看看论文中大家的通讯地址是否也和官网的一样?和我预想的有些差别,论文中地址的书写比较五花八门,看来需要规范。

addr <- sicnu_set %>% 
        select(C1) %>% 
        str_extract_all("Sichuan Normal Univ,\\s+([^,]*),") %>% unlist()
  
str(addr)
##  chr [1:1790] "Sichuan Normal Univ, Coll Phys & Elect Engn," ...
dt <- tibble( Coll_name = addr) %>%
      separate(Coll_name, into = c("univ", "coll", "no_use"), sep = ",") %>% 
      select(univ, coll)

head(dt)
tb <- dt %>% 
      count(univ, coll) %>% 
      arrange(desc(n))

head(tb)
dt %>% count(univ, coll) %>% 
       arrange(desc(n)) %>%  
       filter(n > 10) %>%
       ggplot(aes(n, reorder(coll, n) )) +
       geom_point() +
       labs(y = NULL) +
       ggtitle("我校SCI论文通讯地址中二级学院英文名使用频次", subtitle = '(数据来源 Web of Science)') 
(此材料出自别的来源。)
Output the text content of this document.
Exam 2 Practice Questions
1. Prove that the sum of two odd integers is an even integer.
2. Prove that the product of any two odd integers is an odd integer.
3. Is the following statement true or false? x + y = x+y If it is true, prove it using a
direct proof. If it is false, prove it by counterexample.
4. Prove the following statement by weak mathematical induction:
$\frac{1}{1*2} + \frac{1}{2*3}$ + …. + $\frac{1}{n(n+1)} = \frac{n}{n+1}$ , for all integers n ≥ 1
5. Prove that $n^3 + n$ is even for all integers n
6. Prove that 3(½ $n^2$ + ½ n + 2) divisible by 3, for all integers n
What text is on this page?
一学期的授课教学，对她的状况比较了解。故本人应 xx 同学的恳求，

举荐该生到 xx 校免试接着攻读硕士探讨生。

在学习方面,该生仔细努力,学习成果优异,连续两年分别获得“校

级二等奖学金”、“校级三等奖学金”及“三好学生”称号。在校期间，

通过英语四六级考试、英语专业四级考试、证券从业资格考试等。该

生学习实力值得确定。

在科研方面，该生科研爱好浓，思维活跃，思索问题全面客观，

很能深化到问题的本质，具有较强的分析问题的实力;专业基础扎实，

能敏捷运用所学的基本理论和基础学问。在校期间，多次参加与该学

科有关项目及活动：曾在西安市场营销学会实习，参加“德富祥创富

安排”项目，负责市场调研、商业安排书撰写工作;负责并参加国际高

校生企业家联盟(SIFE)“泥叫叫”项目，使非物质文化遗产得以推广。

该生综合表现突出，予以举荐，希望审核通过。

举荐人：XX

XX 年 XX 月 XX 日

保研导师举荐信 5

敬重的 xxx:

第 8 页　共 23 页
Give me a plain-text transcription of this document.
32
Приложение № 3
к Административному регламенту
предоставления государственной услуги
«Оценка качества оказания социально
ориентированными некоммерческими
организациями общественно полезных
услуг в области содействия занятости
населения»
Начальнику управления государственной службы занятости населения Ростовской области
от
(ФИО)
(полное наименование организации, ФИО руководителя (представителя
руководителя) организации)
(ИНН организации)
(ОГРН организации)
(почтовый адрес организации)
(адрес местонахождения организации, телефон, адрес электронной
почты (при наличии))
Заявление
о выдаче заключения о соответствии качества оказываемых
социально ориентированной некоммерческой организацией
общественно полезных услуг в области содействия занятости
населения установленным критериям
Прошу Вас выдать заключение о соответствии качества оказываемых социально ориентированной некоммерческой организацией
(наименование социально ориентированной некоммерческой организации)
dt %>% count(univ, coll) %>% 
       arrange(desc(n)) %>%  
       filter(n > 10) %>%
       ggplot(aes(n, reorder(coll, n) )) +
       geom_point(size=3) +  
       geom_segment(aes(x=0, 
                   xend=n,
                   y=coll, 
                   yend=coll)) + 
       labs(y = NULL) +
       ggtitle("我校SCI论文通讯地址中二级学院英文名使用频次", subtitle = '(数据来源 Web of Science)') 

3.3 部分学院结果

tb %>% filter(str_detect(coll, "Math")) %>%
    knitr::kable( caption = "数学学院发表的 SCI 论文中使用各种英文地址的频次.")
表 3.2: 数学学院发表的 SCI 论文中使用各种英文地址的频次.
univ coll n
Sichuan Normal Univ Coll Math & Software Sci 306
Sichuan Normal Univ Dept Math 84
Sichuan Normal Univ Sch Math & Software Sci 37
Sichuan Normal Univ Inst Math & Software Sci 19
Sichuan Normal Univ Coll Math 8
Sichuan Normal Univ Sch Math 3
Sichuan Normal Univ Coll Math & Software 2
Sichuan Normal Univ Math & Software Sci Coll 2
Sichuan Normal Univ Coll Math & Soft Ware Sci 1
Sichuan Normal Univ Dept Math & Software 1
Sichuan Normal Univ Dept Math & Software Sci 1

数学与软件科学学院中英文地址使用频次最多的是Coll Math & Software Sci,达到306篇,其次是Dept Math,共计到84篇。而在官网上提供的英文名为school of mathematical science,由此可见,存在的差异较大。可以看到官网提供的英文名称较为片面,不能完全概括学院内的研究方向。因此,建议相关研究者在发表论文时使用college of math and software science,缩写为Coll Math & Software Sci。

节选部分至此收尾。